Far from having any concern for the welfare and democratic rights of the Solomons' people, however, the Howard government has intervened to protect Australia's considerable business and strategic interests in the small but sprawling island country, which stretches from Papua New Guinea to Vanuatu. The Solomons' intervention marks a new bellicose assertion of Australian hegemony over the South Pacific region that Australian governments have long regarded as their particular sphere of influence.

Australian companies have substantial investments in the Solomons. Australian-controlled Delta Gold owns the sole gold mine, which was shut down a few days after the MEF seized power in Honiara on June 5. Australian-owned Westpac, ANZ and QBE Insurance dominate banking and insurance. Major Australian investments include the King Solomon and Gizo hotels, and Fielder Industries, a subsidiary of Goodman Fielder. With British American Tobacco, an Australian company jointly owns the Solomon Islands Tobacco Company.

The new Solomon Islands Prime Minister, Manessah Sogavare, recently installed under Australian supervision, appears to be doing the bidding of Australia and the other Western powers. His strategy document, titled “Peace Plan 2000,” advocates slashing the public service, further privatisation of state-owned assets and land reform to enable more secure mining and logging investment. These policies, dictated by the International Monetary Fund, will further cut the living standards of workers and villagers.

A new budget will also be announced by the end of next week to deal with the collapse of government revenue. A report broadcast by the state-owned radio station suggested that the government should save money by closing all its schools, reducing the salaries of teachers or sending them on unpaid leave. The financing of 230 Solomon Islanders studying at the University of the South Pacific in Fiji is under review.

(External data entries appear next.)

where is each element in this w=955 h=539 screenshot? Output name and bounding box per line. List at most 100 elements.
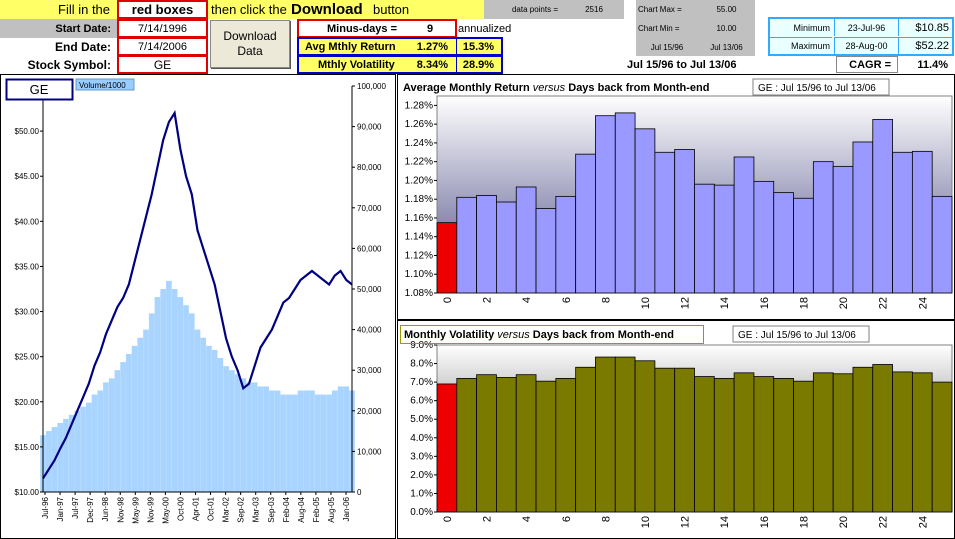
volume-bar	[120, 362, 126, 492]
volume-bar	[257, 386, 264, 492]
volume-bar	[326, 394, 332, 492]
volume-bar	[183, 305, 189, 492]
y-tick-label: 1.12%	[405, 250, 433, 261]
y-tick-label: $40.00	[15, 217, 40, 226]
download-data-button[interactable]: Download Data	[210, 20, 290, 68]
chart-start-date: Jul 15/96	[636, 38, 698, 56]
max-date: 28-Aug-00	[834, 37, 898, 54]
bar	[832, 165, 854, 294]
bar	[595, 356, 616, 513]
volume-bar	[263, 386, 269, 492]
bar	[753, 376, 775, 513]
volume-legend-label: Volume/1000	[79, 81, 126, 90]
y-tick-label: 1.20%	[405, 175, 433, 186]
x-tick-label: 10	[640, 297, 652, 309]
volume-bar	[234, 374, 241, 492]
y-tick-label: 8.0%	[410, 359, 433, 370]
bar	[496, 201, 517, 294]
start-date-label: Start Date:	[0, 19, 117, 38]
y-tick-label: 1.14%	[405, 232, 433, 243]
volatility-box	[297, 55, 503, 74]
y-tick-label: 1.26%	[405, 119, 433, 130]
volume-bar	[126, 353, 132, 492]
bar	[773, 378, 794, 513]
x-tick-label: 4	[521, 297, 533, 303]
bar	[911, 150, 933, 294]
bar	[892, 151, 913, 294]
x-tick-label: 8	[600, 297, 612, 303]
y-tick-label: $35.00	[15, 262, 40, 271]
volume-bar	[274, 390, 281, 492]
bar	[713, 184, 735, 294]
max-label: Maximum	[770, 37, 832, 54]
volume-bar	[240, 378, 247, 492]
volume-bar	[103, 382, 109, 492]
avg-return-label: Avg Mthly Return	[305, 40, 396, 53]
bar	[595, 115, 616, 294]
volume-bar	[45, 431, 52, 492]
cagr-value: 11.4%	[917, 58, 948, 71]
bar	[456, 196, 478, 294]
minus-days-box: Minus-days = 9	[297, 19, 457, 38]
y2-tick-label: 70,000	[357, 204, 382, 213]
bar	[496, 377, 517, 513]
bar	[575, 366, 596, 513]
y-tick-label: 1.0%	[410, 488, 433, 499]
volume-bar	[177, 297, 184, 492]
instruction-then-click: then click the	[211, 2, 287, 17]
instruction-fill-in: Fill in the	[58, 2, 111, 17]
title-part1: Monthly Volatility	[404, 329, 497, 341]
bar	[872, 119, 893, 294]
price-line	[42, 110, 353, 480]
bar	[674, 149, 695, 294]
red-boxes-label: red boxes	[117, 0, 208, 19]
x-tick-label: 6	[561, 297, 573, 303]
y2-tick-label: 30,000	[357, 366, 382, 375]
volume-bar	[80, 406, 86, 492]
title-part2: Days back from Month-end	[530, 329, 674, 341]
return-title: Average Monthly Return versus Days back …	[403, 82, 709, 94]
end-date-input[interactable]: 7/14/2006	[117, 37, 208, 56]
vol-title-box	[400, 325, 704, 344]
bar	[535, 380, 557, 513]
minus-days-value[interactable]: 9	[427, 22, 434, 35]
volume-legend-box	[75, 78, 135, 91]
volume-bar	[229, 370, 235, 492]
title-part1: Average Monthly Return	[403, 82, 533, 94]
y2-tick-label: 80,000	[357, 163, 382, 172]
y-tick-label: 5.0%	[410, 414, 433, 425]
volatility-label: Mthly Volatility	[318, 58, 395, 71]
start-date-input[interactable]: 7/14/1996	[117, 19, 208, 38]
min-label: Minimum	[793, 22, 830, 33]
y-tick-label: 9.0%	[410, 340, 433, 351]
bar	[436, 222, 458, 294]
volume-bar	[63, 418, 69, 492]
bar	[555, 195, 577, 294]
min-value: $10.85	[898, 19, 952, 36]
bar	[515, 374, 537, 513]
bar	[812, 161, 834, 294]
bar	[911, 372, 933, 513]
volume-bar	[337, 386, 344, 492]
x-tick-label: 20	[838, 297, 850, 309]
x-tick-label: Apr-01	[192, 496, 201, 521]
x-tick-label: 16	[759, 516, 771, 528]
y2-tick-label: 90,000	[357, 123, 382, 132]
bar	[654, 151, 676, 294]
volume-bar	[332, 390, 338, 492]
y-tick-label: $20.00	[15, 398, 40, 407]
symbol-label: GE	[30, 82, 49, 97]
x-tick-label: Jun-98	[101, 496, 110, 521]
x-tick-label: Nov-99	[146, 496, 155, 522]
stock-symbol-input[interactable]: GE	[117, 55, 208, 74]
y-tick-label: 3.0%	[410, 451, 433, 462]
volatility-chart: 0.0% 1.0% 2.0% 3.0% 4.0% 5.0% 6.0% 7.0% 8.0% 9.0%…	[397, 320, 955, 539]
volume-bar	[211, 349, 218, 492]
volume-bar	[251, 382, 258, 492]
volume-bar	[114, 370, 121, 492]
instruction-download-word: Download	[291, 1, 363, 18]
volume-bar	[91, 394, 98, 492]
y-tick-label: 1.10%	[405, 269, 433, 280]
volume-bar	[188, 313, 195, 492]
bar	[614, 112, 636, 294]
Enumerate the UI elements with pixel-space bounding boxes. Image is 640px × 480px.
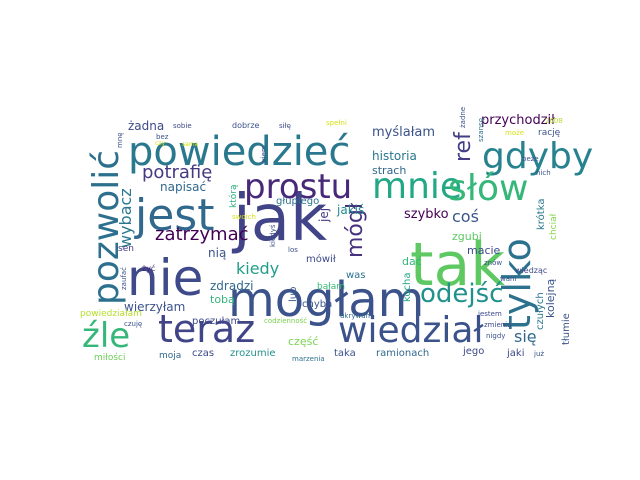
- word-teraz: teraz: [158, 307, 255, 351]
- word-balam: bałam: [317, 282, 345, 292]
- word-szanse: szansę: [477, 118, 485, 142]
- word-czesc: część: [288, 335, 318, 348]
- word-lub: lub: [288, 287, 299, 302]
- word-chcial: chciał: [549, 213, 559, 240]
- word-kiedys: kiedyś: [269, 224, 277, 247]
- word-prostu: prostu: [244, 167, 352, 207]
- word-sama: sama: [182, 141, 199, 148]
- word-ukrywan: ukrywan: [340, 312, 370, 320]
- word-mogl: mógł: [343, 202, 368, 258]
- word-mowil: mówił: [306, 253, 336, 265]
- word-wiem: wiem: [260, 145, 268, 164]
- word-jakis: jakiś: [336, 203, 364, 217]
- word-wiedzial: wiedział: [338, 310, 484, 351]
- word-dac: dać: [402, 255, 422, 268]
- word-los: los: [288, 246, 298, 254]
- word-macie: macie: [467, 244, 501, 257]
- word-historia: historia: [372, 149, 417, 163]
- word-tylko: tylko: [495, 238, 539, 330]
- word-znow: znów: [484, 259, 502, 267]
- word-poczulam: poczułam: [192, 316, 240, 327]
- word-swoich: swoich: [232, 213, 256, 221]
- word-slow: słów: [448, 168, 528, 209]
- word-cloud-words: jak tak mogłam nie powiedzieć jest prost…: [80, 107, 593, 363]
- word-tlumie: tłumie: [561, 313, 572, 345]
- word-potrafie: potrafię: [142, 162, 212, 183]
- word-ramionach: ramionach: [376, 348, 429, 359]
- word-racje: rację: [538, 128, 561, 138]
- word-jak: jak: [231, 182, 327, 256]
- word-moja: moja: [159, 351, 181, 361]
- word-zaufac: zaufać: [120, 267, 128, 290]
- word-juz: już: [533, 350, 544, 358]
- word-bez: bez: [156, 133, 169, 141]
- word-zadne: żadne: [459, 107, 467, 128]
- word-zmienia: zmienia: [484, 321, 511, 329]
- word-strach: strach: [372, 164, 406, 177]
- word-nia: nią: [208, 246, 226, 260]
- word-zle: źle: [82, 316, 130, 356]
- word-krotka: krótka: [535, 199, 547, 230]
- word-czulych: czułych: [535, 292, 546, 330]
- word-moglam: mogłam: [228, 272, 424, 328]
- word-toba: tobą: [210, 293, 235, 306]
- word-nigdy: nigdy: [486, 332, 505, 340]
- word-milosci: miłości: [94, 352, 125, 363]
- word-dobrze: dobrze: [232, 121, 260, 130]
- word-przychodzil: przychodził: [481, 113, 555, 128]
- word-wani: wani: [500, 275, 516, 283]
- word-pozwolic: pozwolić: [86, 150, 127, 305]
- word-wiedzac: wiedząc: [515, 266, 547, 275]
- word-czas: czas: [192, 348, 214, 359]
- word-odejsc: odejść: [420, 279, 503, 309]
- word-wybacz: wybacz: [116, 188, 135, 248]
- word-kocha: kocha: [402, 272, 413, 302]
- word-jest: jest: [134, 190, 214, 241]
- word-jaki: jaki: [506, 348, 524, 359]
- word-zyc: żyć: [142, 263, 155, 273]
- word-glupiego: głupiego: [276, 196, 319, 207]
- word-was: was: [346, 270, 366, 281]
- word-cos: coś: [452, 207, 479, 226]
- word-zrozumie: zrozumie: [230, 348, 276, 359]
- word-myslalam: myślałam: [372, 125, 435, 140]
- word-zadna: żadna: [128, 119, 164, 133]
- word-jej: jej: [317, 208, 331, 223]
- word-spelni: spełni: [326, 119, 347, 127]
- word-marzenia: marzenia: [292, 355, 325, 363]
- word-wierzylam: wierzyłam: [124, 300, 185, 314]
- word-powiedziec: powiedzieć: [128, 129, 350, 175]
- word-sile: siłę: [279, 122, 291, 130]
- word-beze: beze: [522, 155, 539, 163]
- word-kolejna: kolejną: [544, 278, 557, 318]
- word-czy: czy: [155, 140, 165, 147]
- word-codziennosc: codzienność: [264, 317, 307, 325]
- word-nie: nie: [127, 249, 203, 307]
- word-zatrzymac: zatrzymać: [155, 224, 249, 245]
- word-kiedy: kiedy: [236, 259, 279, 278]
- word-szybko: szybko: [404, 207, 449, 222]
- word-moze: może: [505, 129, 524, 137]
- word-powiedzialam: powiedziałam: [80, 309, 142, 319]
- word-sen: sen: [118, 244, 134, 254]
- word-taka: taka: [334, 348, 356, 359]
- word-ref: ref: [451, 131, 476, 162]
- word-zdradzi: zdradzi: [210, 279, 253, 293]
- word-mnie: mnie: [372, 166, 462, 207]
- word-napisac: napisać: [160, 180, 206, 194]
- word-zgubi: zgubi: [452, 230, 482, 243]
- word-czuje: czuję: [124, 320, 142, 328]
- word-tak: tak: [410, 230, 505, 300]
- word-sobie: sobie: [173, 122, 192, 130]
- word-sie: się: [514, 327, 537, 346]
- word-jestem: jestem: [477, 310, 502, 318]
- word-jego: jego: [462, 346, 484, 357]
- word-ktora: którą: [228, 184, 239, 208]
- word-chyba: chyba: [302, 299, 332, 310]
- word-mne: mnę: [116, 132, 124, 148]
- word-2008: 2008: [545, 117, 563, 125]
- word-gdyby: gdyby: [482, 136, 593, 177]
- word-nich: nich: [536, 169, 551, 177]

In addition, Sogavare has floated a proposal to establish a Defence Force for the first time in the country's 22-year history. He claimed that gun-wielding members of the two factions would be incorporated into an army that could be used for reconstruction activities as well as military purposes.

The economic pressure on the government intensified when the country's largest commercial fishing company decided to suspend its fishing operations last weekend, threatening the jobs of 2,000 employees. The Japanese-owned Solomon Taiyo Limited made the announcement following the hijacking of one of its fishing boats by three armed men. Tourism, another key source of revenue and employment, had already stopped completely. Limited commercial flights to the Solomons only resumed last week when the government leased a plane from Air Vanuatu.